La prospettiva più attraente sarebbe giocarsi il tutto per tutto a Marassi, all’ultima giornata contro il Genoa, per provare ad acciuffare il massimo traguardo. «Attualmente il distacco in classifica è di sei lunghezze: pertanto, è un’eventualità alla quale per ora non conviene pensare, anche perché non dipenderà soltanto da noia: dobbiamo proseguire il nostro percorso, senza guardare gli altri. Da Genova dicono che la partite del Bari durano di più? Non serve alimentare polemiche. Noi e il Genoa disputiamo lo stesso campionato e si tratta di compagini di nobili tradizioni. Tuttavia, non credo che si possa trascurare il particolare che loro vengano dalla A e noi dalla C. Ad ogni modo, non ci poniamo limiti: vediamo come andranno i quattro turni che separano dallo scontro diretto».
Negli ultimi due mesi, è un dato di fatto che la produzione offensiva barese sia diminuita: il compito degli attaccanti è diventato più arduo? «Le dieci partite che concludono una stagione sono a tutti gli effetti un altro campionato», riflette il numero sette. «Le squadre si scoprono meno, gli spazi si riducono, le gare diventano più tirate. Ma una squadra resta tale in ogni fase di gioco. Se adesso subiamo meno reti, il merito è anche del lavoro svolto dagli attaccanti, così come se ne realizziamo in gran numero, dipende dall’opera dei difensori e dei centrocampisti che ci mettono nelle migliori condizioni per segnare. Non esiste una formula esatta per essere più prolifici: il mister in questo periodo sta variando modulo nel corso dei match e, ad esempio, con il 4-4-2 abbiamo maggiore ampiezza. Ma a lui tocca scegliere l’opzione più efficace a seconda dei momenti della gara: penso che Mignani, proprio come gran parte del gruppo, sia ulteriormente cresciuto, dimostrando di valere un ruolo da protagonista in B. La concorrenza in attacco? Siamo tanti e abbiamo caratteristiche differenti l’uno dall’altro. Ci sono varie opzioni: tutti teniamo a giocare e diamo vita ad una concorrenza leale per conquistarci un posto».

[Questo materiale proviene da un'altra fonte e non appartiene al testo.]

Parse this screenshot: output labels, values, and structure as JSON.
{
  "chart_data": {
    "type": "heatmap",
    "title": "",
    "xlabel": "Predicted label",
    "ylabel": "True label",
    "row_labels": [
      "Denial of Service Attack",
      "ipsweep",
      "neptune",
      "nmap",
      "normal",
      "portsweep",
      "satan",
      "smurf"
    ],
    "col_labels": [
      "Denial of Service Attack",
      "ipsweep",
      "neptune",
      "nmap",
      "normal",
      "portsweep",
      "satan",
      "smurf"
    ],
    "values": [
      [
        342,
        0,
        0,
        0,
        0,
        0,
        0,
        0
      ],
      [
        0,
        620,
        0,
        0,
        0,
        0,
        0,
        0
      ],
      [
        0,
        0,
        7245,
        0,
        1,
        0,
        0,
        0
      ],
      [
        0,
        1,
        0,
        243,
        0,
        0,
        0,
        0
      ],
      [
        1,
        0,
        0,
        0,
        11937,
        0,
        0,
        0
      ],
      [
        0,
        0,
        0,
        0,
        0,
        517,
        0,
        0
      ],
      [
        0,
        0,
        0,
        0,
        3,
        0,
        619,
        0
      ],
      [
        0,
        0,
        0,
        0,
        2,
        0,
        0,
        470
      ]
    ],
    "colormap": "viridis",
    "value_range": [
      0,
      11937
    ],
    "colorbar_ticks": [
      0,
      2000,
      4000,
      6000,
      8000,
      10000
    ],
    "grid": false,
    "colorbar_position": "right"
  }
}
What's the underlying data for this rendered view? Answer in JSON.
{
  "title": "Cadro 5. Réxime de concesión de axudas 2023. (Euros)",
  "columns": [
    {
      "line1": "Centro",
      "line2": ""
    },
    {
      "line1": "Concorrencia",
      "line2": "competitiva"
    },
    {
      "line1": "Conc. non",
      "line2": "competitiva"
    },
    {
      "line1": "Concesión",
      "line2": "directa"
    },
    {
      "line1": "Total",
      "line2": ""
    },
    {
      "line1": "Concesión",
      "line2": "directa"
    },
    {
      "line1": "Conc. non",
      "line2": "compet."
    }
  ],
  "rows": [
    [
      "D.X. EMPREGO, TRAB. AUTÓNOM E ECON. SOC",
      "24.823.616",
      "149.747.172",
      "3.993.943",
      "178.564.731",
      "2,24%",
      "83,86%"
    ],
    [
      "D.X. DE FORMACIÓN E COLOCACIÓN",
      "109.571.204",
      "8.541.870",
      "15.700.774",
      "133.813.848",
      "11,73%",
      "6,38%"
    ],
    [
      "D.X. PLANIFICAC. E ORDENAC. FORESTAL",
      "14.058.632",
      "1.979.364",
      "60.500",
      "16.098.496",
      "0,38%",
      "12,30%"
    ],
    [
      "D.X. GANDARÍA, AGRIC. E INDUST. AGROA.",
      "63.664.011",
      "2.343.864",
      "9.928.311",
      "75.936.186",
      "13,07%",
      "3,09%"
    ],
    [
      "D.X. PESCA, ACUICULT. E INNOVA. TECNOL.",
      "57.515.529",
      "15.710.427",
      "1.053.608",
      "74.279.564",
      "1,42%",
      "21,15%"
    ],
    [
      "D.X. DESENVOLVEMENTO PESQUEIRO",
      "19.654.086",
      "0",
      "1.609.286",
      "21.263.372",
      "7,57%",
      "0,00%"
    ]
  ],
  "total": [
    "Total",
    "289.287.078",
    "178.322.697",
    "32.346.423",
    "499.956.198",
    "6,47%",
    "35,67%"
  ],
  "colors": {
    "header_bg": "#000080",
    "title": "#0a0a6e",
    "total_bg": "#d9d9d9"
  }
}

Scontato volgere uno sguardo al futuro: il suo contratto scadrà a giugno. Viene quasi spontaneo pensare che, in caso di promozione, sarebbe doveroso confermarlo sul palcoscenico più prestigioso: sarebbe il giusto premio al determinante contributo per la scalata. «Non credo molto alla riconoscenza nel calcio e più volte sono rimasto scottato», afferma con schiettezza Antenucci. «Se uno resta in un posto deve meritarlo e avere una concreta utilità. Ciò non toglie che in ogni caso sarei felice e onorato di restare a Bari. Sono felice, piuttosto, che Di Cesare abbia rinnovato il contratto: Valerio è il simbolo del Bari: ha lasciato la A per la D e ancora oggi è una colonna». Proprio insieme al capitano, ha conseguito l’abilitazione al ruolo di direttore sportivo. «Era giusto esplorare che cosa ci fosse oltre il calcio giocato: la professione di ds potrebbe anche essere la mia strada per il futuro. L’esempio di Polito? Abbiamo caratteri differenti, ma ammiro la sua vasta conoscenza e preparazione Ma ora vorrei continuare a giocare. Non so ancora per quanti anni, ma mi vedo ancora in campo. Non sento che sia giunto il momento di smettere. E soprattutto continuo a pormi traguardi. A cominciare da questo sogno da coronare nel Bari».